Redundancies can cost more than they save

Making staff redundant can end up costing money instead of saving it, according to a survey.

Making staff redundant can end up costing money instead of saving it, according to a survey.

Since the start of the recession, 60% of UK companies have suffered redundancies. Rather than saving the company money however, making staff redundant can often end up costing millions and adding risk. This is because the business can be left with huge information gaps.

A survey commissioned by business solutions provider Parity found one in five organisations can no longer access information held by employees who have been made redundant.

Recession-induced job cuts are also set to have a dramatic impact on the longer-term success of the business, threatening efficiency, productivity, and even customer retention and profit.

"Staff departures can create black holes within a company," said Alwyn Welch, CEO at Parity. "When staff leave, they take with them vital knowledge, experience and understanding which cannot be replaced."

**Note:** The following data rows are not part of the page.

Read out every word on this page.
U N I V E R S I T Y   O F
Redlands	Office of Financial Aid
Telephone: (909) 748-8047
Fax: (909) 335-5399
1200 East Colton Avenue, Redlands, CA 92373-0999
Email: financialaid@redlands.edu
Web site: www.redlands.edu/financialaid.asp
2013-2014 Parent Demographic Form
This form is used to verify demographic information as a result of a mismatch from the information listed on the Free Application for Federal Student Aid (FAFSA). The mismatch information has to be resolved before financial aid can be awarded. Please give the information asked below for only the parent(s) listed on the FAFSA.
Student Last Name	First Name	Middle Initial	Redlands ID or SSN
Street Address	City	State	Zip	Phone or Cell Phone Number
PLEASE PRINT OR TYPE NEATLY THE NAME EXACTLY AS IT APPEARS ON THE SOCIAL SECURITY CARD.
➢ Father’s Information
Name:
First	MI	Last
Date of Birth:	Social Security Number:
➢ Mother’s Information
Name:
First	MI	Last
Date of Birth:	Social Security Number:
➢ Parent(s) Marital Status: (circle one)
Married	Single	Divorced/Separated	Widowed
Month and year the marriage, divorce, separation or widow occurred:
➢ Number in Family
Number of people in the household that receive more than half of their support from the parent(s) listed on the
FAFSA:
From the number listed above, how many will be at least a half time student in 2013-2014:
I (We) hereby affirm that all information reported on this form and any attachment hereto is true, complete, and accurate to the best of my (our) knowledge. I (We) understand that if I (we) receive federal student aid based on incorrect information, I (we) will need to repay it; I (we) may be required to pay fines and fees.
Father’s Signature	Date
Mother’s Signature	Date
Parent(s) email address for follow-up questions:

Alwyn Welch said that before instigating any cost-cutting measures involving key staff, businesses must establish what information those individuals hold, what it means to business, how it can be gathered, stored and shared, and who should be able to access it. Only then will it become clear whether the company can really afford the long-term loss of those people departing.

"Redundancies may well help reduce business costs in the short term but they can be false economy. There are more intelligent ways to reduce staff costs and retain knowledge and skills, such as sabbaticals and unpaid leave."